There are a couple of problems with this view. First, the system will need to continue to produce and sell new gear, so clearly new things will be discovered that need documentation. That itself means that even whole genome sequencing is likely to have the shelf life of a banana. The kinds of things we measure will be shown to be incomplete, and in that sense 'out of date'. The way we measure the trait--like diabetes or cancer--will be elaborated in this way, so that prior measures will be denigrated as primitive. We'll have to do the same megastudies over again.
But no matter how comprehensive these tools and data will become--and some have already gone beyond genes, even whole genomes, to enumeration of all cellular processes and so on, as though in recognition that genomes really aren't the answer, but that the research machinery must march on--they will not in themselves solve the main issue that we face: causation is often clearly complex, changeable, statistically elusive, and not really reducible to an enumerable set of causes. In addition to making sure that each step is only a partial step--rarely if ever reaching the point where something is actually 'solved' (because that would put us out of business)--we have not really come to grips with the fluid and complex nature of causation of the traits we're interested in.

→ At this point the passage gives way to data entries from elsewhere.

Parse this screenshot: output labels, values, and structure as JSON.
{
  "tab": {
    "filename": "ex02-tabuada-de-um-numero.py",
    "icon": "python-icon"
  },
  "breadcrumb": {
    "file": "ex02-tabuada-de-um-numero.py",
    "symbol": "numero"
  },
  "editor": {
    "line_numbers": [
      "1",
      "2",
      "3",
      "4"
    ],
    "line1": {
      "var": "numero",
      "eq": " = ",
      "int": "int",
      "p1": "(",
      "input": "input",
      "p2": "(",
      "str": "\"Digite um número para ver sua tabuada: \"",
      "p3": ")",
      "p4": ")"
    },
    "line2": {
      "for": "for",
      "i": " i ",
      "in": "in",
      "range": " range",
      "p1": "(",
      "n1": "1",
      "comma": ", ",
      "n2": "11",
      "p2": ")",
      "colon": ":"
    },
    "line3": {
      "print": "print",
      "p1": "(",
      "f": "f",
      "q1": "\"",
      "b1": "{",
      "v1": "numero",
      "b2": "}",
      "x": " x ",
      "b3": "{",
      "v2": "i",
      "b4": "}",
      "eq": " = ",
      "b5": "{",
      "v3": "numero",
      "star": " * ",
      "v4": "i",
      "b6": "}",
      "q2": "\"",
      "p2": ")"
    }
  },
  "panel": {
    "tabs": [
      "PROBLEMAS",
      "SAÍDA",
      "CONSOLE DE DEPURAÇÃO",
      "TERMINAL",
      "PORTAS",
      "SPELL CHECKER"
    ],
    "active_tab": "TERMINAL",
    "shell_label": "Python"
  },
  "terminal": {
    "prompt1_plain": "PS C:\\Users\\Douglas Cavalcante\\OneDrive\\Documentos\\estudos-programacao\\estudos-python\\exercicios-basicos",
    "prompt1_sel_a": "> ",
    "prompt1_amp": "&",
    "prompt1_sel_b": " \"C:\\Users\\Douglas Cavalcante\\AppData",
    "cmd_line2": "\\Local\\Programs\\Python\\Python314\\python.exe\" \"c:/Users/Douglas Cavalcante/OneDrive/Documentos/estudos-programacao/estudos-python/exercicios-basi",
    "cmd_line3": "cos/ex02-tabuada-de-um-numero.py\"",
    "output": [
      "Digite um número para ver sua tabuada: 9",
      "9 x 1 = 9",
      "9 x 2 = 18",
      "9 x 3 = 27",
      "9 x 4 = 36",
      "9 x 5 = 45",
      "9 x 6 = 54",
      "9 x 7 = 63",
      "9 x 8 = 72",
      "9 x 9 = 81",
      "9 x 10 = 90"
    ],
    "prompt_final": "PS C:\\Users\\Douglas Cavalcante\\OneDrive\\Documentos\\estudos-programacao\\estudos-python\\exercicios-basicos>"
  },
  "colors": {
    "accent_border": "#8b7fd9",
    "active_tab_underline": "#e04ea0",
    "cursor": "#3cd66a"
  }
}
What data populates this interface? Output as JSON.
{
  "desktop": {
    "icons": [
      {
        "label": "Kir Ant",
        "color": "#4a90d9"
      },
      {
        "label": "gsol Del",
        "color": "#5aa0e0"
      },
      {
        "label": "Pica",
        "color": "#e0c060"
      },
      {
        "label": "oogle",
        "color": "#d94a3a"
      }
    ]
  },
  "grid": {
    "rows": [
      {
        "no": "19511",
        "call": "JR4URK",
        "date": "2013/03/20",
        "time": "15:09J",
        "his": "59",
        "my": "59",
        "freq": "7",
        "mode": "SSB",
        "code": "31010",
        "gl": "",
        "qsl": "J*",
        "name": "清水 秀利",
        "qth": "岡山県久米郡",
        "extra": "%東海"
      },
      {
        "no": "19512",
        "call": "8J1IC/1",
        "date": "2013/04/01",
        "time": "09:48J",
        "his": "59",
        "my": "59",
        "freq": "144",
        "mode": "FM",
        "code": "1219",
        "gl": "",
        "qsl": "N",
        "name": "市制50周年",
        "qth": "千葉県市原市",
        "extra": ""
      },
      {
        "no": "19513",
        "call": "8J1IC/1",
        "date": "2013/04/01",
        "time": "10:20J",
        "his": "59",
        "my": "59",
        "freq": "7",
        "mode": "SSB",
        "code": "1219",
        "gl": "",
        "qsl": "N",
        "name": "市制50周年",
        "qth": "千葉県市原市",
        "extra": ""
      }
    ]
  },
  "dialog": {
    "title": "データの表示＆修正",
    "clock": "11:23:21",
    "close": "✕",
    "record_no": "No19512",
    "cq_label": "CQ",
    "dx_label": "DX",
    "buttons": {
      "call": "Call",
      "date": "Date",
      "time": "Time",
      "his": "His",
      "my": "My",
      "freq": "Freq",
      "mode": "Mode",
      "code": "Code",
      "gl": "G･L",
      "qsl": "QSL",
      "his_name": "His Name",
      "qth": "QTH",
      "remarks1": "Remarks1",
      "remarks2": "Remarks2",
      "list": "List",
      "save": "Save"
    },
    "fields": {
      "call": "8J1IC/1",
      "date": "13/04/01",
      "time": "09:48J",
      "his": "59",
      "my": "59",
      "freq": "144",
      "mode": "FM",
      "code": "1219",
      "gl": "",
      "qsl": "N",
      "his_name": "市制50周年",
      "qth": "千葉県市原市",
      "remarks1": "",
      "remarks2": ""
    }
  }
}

The more contributing 'causes' there are for a trait, and the weaker that each is on its own, the more unstable their actual effects will be, and the harder to estimate accurately, the less useful such estimates will be as predictors. In a sense, the trait may be the same, but its causes always substantially different. The problem is dealing with the trait, rather than attempting to enumerate its ephemeral causes. How to do that is for the future, if we would really come to grips with it. That, we think, is where real innovation, rather than the kinds of technical improvements that are steadily being made, will have to come.
Whether in a population that is already 7 billion strong, it will be good to continue to nibble away at the causes of traits that affect us as we age, or whether we'll just be creating countless new problems due to stress on resources and so on, is essentially a philosophical question.